Olearia passerinoides, commonly known as slender daisy bush, is a species of flowering plant in the family Asteraceae and is endemic to southern continental Australia. It is a slender, sticky shrub with linear leaves, and white or pale mauve and mauve or pink daisy flowers.

==Description==
Olearia passerinoides is a slender, glabrous, sticky shrub that typically grows to a height of up to 2 m. Its branchlets are arranged alternately, more or less sessile and pressed against the stem, linear, 4–25 mm long and 0.5–1 mm wide. The heads or daisy-like "flowers" are arranged singly or in corymbs on the ends of branches and are 11–23 mm wide on a peduncle up to 10 mm long, the involucre bell-shaped and 5–6 mm long. Each flower has six to fifteen white or pale mauve ray florets, the ligule 4–10 mm long surrounding four to fourteen mauve or pink disc florets. Flowering occurs throughout the year and the achenes are silky-hairy and 1.5–2 mm long, the pappus with 33 to 47 bristles.

==Taxonomy==
This daisy bush was first formally described in 1851 by Nikolai Turczaninow, who gave it the name Diplopappus passerinoides in Bulletin de la Société Impériale des Naturalistes de Moscou, based on plant material collected by James Drummond. In 1867, George Bentham changed the name to Olearia passerinoides in Flora Australiensis. The specific epithet (passerinoides) means "Passerina-like".
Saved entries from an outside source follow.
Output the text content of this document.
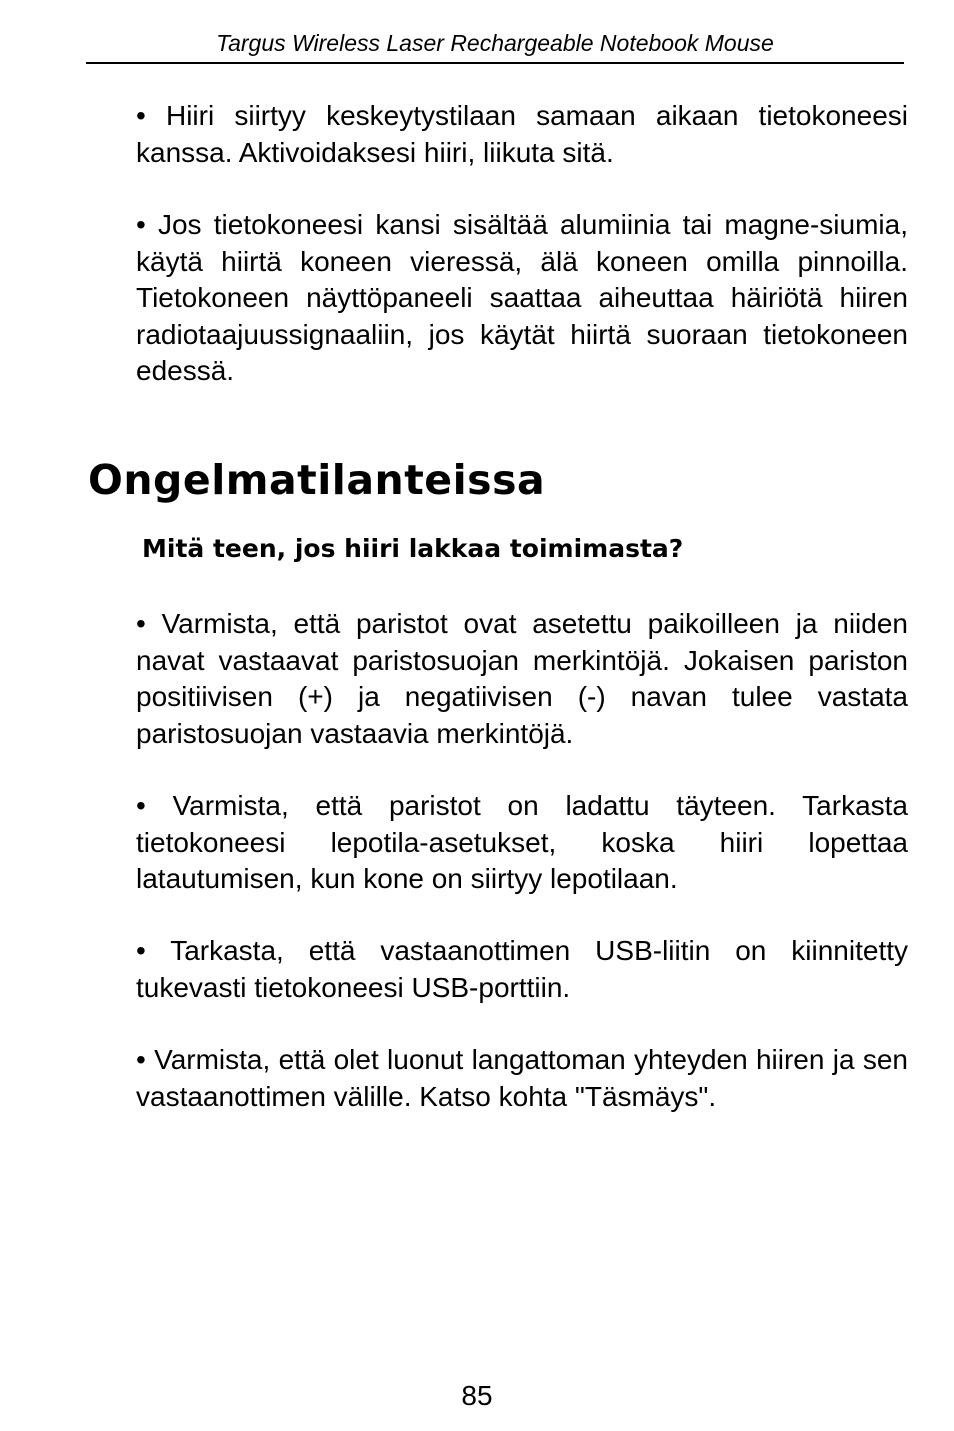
Targus Wireless Laser Rechargeable Notebook Mouse

• Hiiri siirtyy keskeytystilaan samaan aikaan tietokoneesi kanssa. Aktivoidaksesi hiiri, liikuta sitä.

• Jos tietokoneesi kansi sisältää alumiinia tai magne-siumia, käytä hiirtä koneen vieressä, älä koneen omilla pinnoilla. Tietokoneen näyttöpaneeli saattaa aiheuttaa häiriötä hiiren radiotaajuussignaaliin, jos käytät hiirtä suoraan tietokoneen edessä.

Ongelmatilanteissa
Mitä teen, jos hiiri lakkaa toimimasta?

• Varmista, että paristot ovat asetettu paikoilleen ja niiden navat vastaavat paristosuojan merkintöjä. Jokaisen pariston positiivisen (+) ja negatiivisen (-) navan tulee vastata paristosuojan vastaavia merkintöjä.

• Varmista, että paristot on ladattu täyteen. Tarkasta tietokoneesi lepotila-asetukset, koska hiiri lopettaa latautumisen, kun kone on siirtyy lepotilaan.

• Tarkasta, että vastaanottimen USB-liitin on kiinnitetty tukevasti tietokoneesi USB-porttiin.

• Varmista, että olet luonut langattoman yhteyden hiiren ja sen vastaanottimen välille. Katso kohta "Täsmäys".

85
In 1985, David Cooke described two subspecies of O. passerinoides in the Journal of the Adelaide Botanic Gardens, and the names are accepted by the Australian Plant Census:
- Olearia passerinoides subsp. glutescens (Sond.) D.A.Cooke has the heads arranged in corymbs with eight to fifteen ray florets, the ligules 6–10 mm long.
- Olearia passerinoides (Turcz.) Benth. subsp. passerinoides (Sond.) D.A.Cooke has the heads arranged singly with six to nine ray florets, the ligules 4–6 mm long.

==Distribution and habitat==
Olearia passerinoides grows in mallee, forest and shrubland in southern continental Australia. Only subsp. passerinoides is listed as occurring in Western Australia. Both subspecies are listed as occurring in New South Wales, Victoria and South Australia. In Victoria, subsp. glutinosa is only known from near Inglewood but subspecies passerinoides is more widely distributed but rare, in the north-west of that state.